Сначала отец ещё ездил туда-сюда каждый день. Вставал где-то в половине пятого, где-то за пределами сознания, когда все обычные твои чувства и отношения как бы отсутствуют или резко искажены… одевался, брился, что-то жевал и выходил в неуютную тьму… в семь утра уже надо было быть в жуткой дали, у здания правления станции на распределении нарядов. Как директор он обязан был присутствовать на этой церемонии каждое утро, и всегда это сопровождалось душераздирающими драмами — как всегда у нас, всего катастрофически не хватало, а борона так была всего одна на все отделы. Кроме того, ещё нужно было строить здание для этих отделов, теплицу и лабораторию… никаких строительных управлений не существовало тогда, строить надо было так называемым хозспособом, то есть из ничего! И всё остальное, накопившееся там, рухнуло на отца, — у хозяина покосился дом, у женщины украли курицу — и всё это неслось ему: «Кушай, начальник!» И после всего этого (а завтра день будет не легче!) нужно было ещё размеренно шагать снова через тьму — два километра до станции, и в холодном тёмном вагоне, пропахшем едким дымом, трястись два часа до города — в семью, ведь он был её главой — и там ещё ждут какие-то сюрпризы, а завтра снова вставать в пять часов, и всё сначала!

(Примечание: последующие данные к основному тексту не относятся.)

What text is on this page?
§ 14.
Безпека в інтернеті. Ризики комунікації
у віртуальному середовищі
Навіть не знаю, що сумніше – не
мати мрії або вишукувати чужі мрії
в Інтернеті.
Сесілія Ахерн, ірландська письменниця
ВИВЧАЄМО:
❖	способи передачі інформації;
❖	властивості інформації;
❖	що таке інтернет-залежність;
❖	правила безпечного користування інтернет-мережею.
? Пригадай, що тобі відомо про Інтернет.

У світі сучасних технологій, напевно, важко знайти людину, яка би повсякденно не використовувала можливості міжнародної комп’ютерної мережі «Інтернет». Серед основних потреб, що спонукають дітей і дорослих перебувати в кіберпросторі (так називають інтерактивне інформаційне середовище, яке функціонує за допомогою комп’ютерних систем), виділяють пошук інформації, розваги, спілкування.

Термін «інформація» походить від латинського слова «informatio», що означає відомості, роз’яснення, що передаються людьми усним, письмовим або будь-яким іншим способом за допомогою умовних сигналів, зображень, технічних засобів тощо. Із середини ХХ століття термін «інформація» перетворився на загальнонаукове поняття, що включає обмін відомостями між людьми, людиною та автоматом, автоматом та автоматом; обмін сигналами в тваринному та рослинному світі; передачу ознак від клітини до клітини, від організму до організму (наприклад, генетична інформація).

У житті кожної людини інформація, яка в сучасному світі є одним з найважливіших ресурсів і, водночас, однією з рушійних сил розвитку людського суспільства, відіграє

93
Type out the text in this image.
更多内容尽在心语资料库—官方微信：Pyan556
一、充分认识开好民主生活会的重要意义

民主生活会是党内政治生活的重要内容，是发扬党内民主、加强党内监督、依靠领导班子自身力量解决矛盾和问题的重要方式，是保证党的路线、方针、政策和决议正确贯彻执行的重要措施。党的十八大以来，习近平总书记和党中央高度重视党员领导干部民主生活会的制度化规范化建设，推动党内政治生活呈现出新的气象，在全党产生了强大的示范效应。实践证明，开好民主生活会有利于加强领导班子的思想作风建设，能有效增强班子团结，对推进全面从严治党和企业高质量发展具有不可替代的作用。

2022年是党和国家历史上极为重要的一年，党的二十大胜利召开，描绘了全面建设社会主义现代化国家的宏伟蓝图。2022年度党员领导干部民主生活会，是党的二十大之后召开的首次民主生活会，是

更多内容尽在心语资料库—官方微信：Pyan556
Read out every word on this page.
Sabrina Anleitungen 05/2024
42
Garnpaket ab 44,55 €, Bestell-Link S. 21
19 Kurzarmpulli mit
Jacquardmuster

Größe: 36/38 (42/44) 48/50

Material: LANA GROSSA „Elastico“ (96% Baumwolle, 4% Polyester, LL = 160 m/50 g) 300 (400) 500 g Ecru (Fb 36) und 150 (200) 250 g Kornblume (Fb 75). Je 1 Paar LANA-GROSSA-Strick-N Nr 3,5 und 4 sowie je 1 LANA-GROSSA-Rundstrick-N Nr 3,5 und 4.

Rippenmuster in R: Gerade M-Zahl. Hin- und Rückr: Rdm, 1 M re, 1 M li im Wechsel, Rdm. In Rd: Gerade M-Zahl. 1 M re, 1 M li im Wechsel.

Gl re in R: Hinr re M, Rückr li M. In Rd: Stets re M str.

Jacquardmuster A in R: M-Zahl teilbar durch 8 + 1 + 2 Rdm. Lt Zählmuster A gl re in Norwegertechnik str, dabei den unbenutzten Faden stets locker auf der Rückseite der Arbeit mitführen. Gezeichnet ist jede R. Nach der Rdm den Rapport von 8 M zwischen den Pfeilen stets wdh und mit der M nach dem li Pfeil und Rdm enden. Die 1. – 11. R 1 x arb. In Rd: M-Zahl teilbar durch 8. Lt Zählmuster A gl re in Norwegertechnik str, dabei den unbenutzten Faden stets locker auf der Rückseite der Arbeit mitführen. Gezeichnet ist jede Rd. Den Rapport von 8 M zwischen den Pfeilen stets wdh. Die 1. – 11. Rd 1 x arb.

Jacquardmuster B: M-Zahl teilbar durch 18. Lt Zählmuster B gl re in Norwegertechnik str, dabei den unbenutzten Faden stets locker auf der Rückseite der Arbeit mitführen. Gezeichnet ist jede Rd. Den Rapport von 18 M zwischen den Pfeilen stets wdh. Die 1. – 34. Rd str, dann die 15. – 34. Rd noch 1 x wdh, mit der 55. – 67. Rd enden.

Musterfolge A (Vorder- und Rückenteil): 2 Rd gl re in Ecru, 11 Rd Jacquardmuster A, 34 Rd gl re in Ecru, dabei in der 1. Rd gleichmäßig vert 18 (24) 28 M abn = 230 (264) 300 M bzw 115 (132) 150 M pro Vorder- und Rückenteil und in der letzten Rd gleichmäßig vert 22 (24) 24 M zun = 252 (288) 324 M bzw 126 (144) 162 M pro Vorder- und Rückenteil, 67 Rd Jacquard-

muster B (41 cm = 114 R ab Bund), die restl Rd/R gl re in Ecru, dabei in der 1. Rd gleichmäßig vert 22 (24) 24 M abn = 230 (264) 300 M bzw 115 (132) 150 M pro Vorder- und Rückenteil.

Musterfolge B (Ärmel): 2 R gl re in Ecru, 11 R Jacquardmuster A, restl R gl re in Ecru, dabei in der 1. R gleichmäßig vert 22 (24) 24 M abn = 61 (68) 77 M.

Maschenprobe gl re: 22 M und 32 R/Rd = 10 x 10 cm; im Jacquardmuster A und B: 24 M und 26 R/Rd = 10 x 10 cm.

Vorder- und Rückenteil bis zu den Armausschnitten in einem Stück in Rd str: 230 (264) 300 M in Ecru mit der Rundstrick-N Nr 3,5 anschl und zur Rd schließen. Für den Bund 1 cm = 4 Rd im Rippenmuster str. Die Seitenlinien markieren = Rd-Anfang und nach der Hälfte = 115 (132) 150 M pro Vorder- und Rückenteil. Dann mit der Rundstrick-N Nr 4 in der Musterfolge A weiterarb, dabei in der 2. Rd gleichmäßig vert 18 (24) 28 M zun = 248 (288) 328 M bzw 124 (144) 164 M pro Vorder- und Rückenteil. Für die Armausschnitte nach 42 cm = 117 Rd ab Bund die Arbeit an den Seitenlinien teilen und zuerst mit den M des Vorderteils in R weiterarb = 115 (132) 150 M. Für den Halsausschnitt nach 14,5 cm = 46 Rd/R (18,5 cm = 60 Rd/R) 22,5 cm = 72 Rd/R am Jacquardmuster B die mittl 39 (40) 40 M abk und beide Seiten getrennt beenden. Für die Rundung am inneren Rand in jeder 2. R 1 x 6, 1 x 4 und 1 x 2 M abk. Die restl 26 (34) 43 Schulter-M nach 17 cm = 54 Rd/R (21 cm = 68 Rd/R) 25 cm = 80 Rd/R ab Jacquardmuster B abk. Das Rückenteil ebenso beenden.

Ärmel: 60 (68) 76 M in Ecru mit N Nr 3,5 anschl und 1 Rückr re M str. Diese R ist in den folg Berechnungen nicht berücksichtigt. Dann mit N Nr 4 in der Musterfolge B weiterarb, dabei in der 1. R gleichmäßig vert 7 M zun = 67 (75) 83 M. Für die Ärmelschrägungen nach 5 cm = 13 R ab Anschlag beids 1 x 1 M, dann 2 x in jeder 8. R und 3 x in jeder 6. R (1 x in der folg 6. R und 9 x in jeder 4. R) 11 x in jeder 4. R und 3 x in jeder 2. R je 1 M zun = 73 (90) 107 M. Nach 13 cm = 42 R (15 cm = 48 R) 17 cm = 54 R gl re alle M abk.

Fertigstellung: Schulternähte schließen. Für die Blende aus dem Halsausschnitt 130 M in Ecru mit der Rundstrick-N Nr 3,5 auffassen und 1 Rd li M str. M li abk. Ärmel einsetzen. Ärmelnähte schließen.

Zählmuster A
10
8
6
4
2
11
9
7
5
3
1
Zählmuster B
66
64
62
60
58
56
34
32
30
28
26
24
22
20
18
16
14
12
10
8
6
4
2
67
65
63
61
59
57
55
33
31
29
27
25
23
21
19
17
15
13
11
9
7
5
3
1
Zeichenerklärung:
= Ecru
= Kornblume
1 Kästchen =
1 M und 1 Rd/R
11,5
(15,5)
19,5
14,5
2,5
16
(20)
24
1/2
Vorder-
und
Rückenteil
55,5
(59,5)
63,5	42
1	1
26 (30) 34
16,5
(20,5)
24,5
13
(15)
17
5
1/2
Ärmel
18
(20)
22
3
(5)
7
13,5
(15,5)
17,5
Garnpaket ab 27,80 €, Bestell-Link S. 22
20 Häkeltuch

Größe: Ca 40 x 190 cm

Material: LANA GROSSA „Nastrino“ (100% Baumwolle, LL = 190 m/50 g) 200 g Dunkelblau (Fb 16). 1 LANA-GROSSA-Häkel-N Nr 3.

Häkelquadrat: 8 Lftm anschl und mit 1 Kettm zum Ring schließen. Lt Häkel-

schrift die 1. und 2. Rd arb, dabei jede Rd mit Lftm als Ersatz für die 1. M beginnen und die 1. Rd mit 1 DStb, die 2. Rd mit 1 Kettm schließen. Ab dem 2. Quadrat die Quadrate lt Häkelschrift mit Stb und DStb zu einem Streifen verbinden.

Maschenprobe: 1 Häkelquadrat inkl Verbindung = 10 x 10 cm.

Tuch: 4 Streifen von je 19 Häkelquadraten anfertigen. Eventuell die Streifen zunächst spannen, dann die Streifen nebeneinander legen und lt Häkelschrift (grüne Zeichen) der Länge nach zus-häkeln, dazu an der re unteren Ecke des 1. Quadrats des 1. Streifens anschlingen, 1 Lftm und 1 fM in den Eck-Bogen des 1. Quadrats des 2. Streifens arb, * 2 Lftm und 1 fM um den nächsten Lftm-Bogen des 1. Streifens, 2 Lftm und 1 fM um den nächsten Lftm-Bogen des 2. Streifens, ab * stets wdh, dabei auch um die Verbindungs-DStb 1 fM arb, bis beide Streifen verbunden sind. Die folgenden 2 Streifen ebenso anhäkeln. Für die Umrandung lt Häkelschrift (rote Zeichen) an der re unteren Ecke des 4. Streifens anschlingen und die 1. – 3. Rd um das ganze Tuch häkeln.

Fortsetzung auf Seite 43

Помню, — как мы уже довольно поздним вечером сидим в нашей тёмной комнате перед телевизором, и появляется отец: согнутый, стонущий, бледный — так и не разгибаясь, опускается на стул и, морщась, смотрит глупости, которые кажут по телевизору. Помню, как два одноклассника, оказавшиеся у меня в один такой вечер (телевизор тогда был редкостью) — испуганно переглянулись при появлении отца… явно что-то чрезвычайное, такое, чего нельзя видеть, вошло в комнату. Больной его желудок — больной ещё с тех пор, когда он работал после института в Средней Азии, — при новом суровом повороте его жизни снова разгулялся… боли пошли сильные… главное — за весь день негде было поесть: столовой ещё в посёлке не было, а в дома его не звали, злобно считая, что уж директор-то, ясно, — купается в роскоши, не им чета! А директор явно загибался! Бабушка наливала ему супа, а он с новым стоном, теперь уже довольным, хлебал дымящуюся жидкость… спал он навряд ли спокойно… сколько проблем и страданий с каждым часом приближалось к нему! Потом он не смог уже приезжать ежедневно… я поехал к нему…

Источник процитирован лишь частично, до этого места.